David Price’s Other Outs | The Process Report

David Price’s Other Outs

Tommy covered David Price’s pitching earlier, but the southpaw’s night wouldn’t have gone as smoothly without three other big plays, including two pickoffs.

Price’s extracurricular activity started in the first inning, when he erased Elvis Andrus with a pickoff. The move he used wasn’t his best; he just came set, stepped off the rubber with his back foot, and threw the ball to first with an over-the-top motion. What made the move effective was James Loney’s positioning: By standing to the right of the bag, he was able to block Andrus from getting back in before the tag. It was a move reminiscent of Jason Bartlett, who used his knee to prevent basestealers from reaching second base.

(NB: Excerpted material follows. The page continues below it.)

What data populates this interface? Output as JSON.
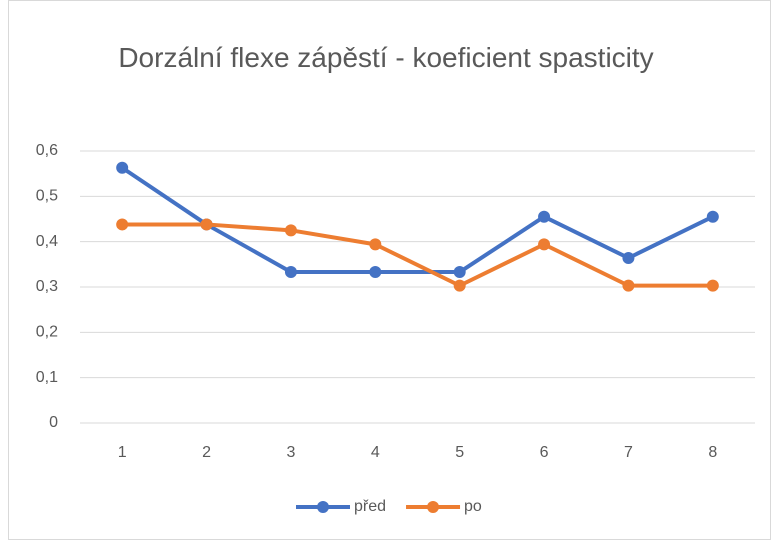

Later in the game, Price picked Ian Kinsler off first base. It came after a few failed efforts, and with a more deceitful move. This time Price lifted his leg and turned his head, as though he were going to the plate; Kinsler took the bait and started toward second, which opened the window for the pickoff play. It’s not clear if Kinsler intended to steal second, of if he was employing a go-and-stop, which is a move he put on display against Alex Cobb during a series in September. Whatever the objective, Kinsler ran into an out, just as he did versus Cobb.


The final impact play was perhaps the most impressive, and came in the eighth inning with Andrus at the dish. The speedy shortstop laid down a bunt and tried legging out a single. It wasn’t the worst idea, and might have worked if the bunt were closer to the line, or if Price fell off toward the third-base side. Andrus is a fast runner, so this wasn’t a given by any means. Yet Price was able to get to the ball, scoop it with his glove, maintain his balance, maintain his footwork, and make an accurate glove toss in time:


There have and will continue to be comparisons between Price’s start on Monday night and his past postseason experiences against the Rangers. Price is a different pitcher, a better pitcher, now than he was then. It’s fitting then that Price stymied Andrus in a stolen-base situation and later in a fielding situation. Back in Game 5 of the 2010 ALDS, Price allowed Andrus to steal second, and then allowed him to score from second on a groundout to first base. Price has improved and matured since—he proved as much on Monday night.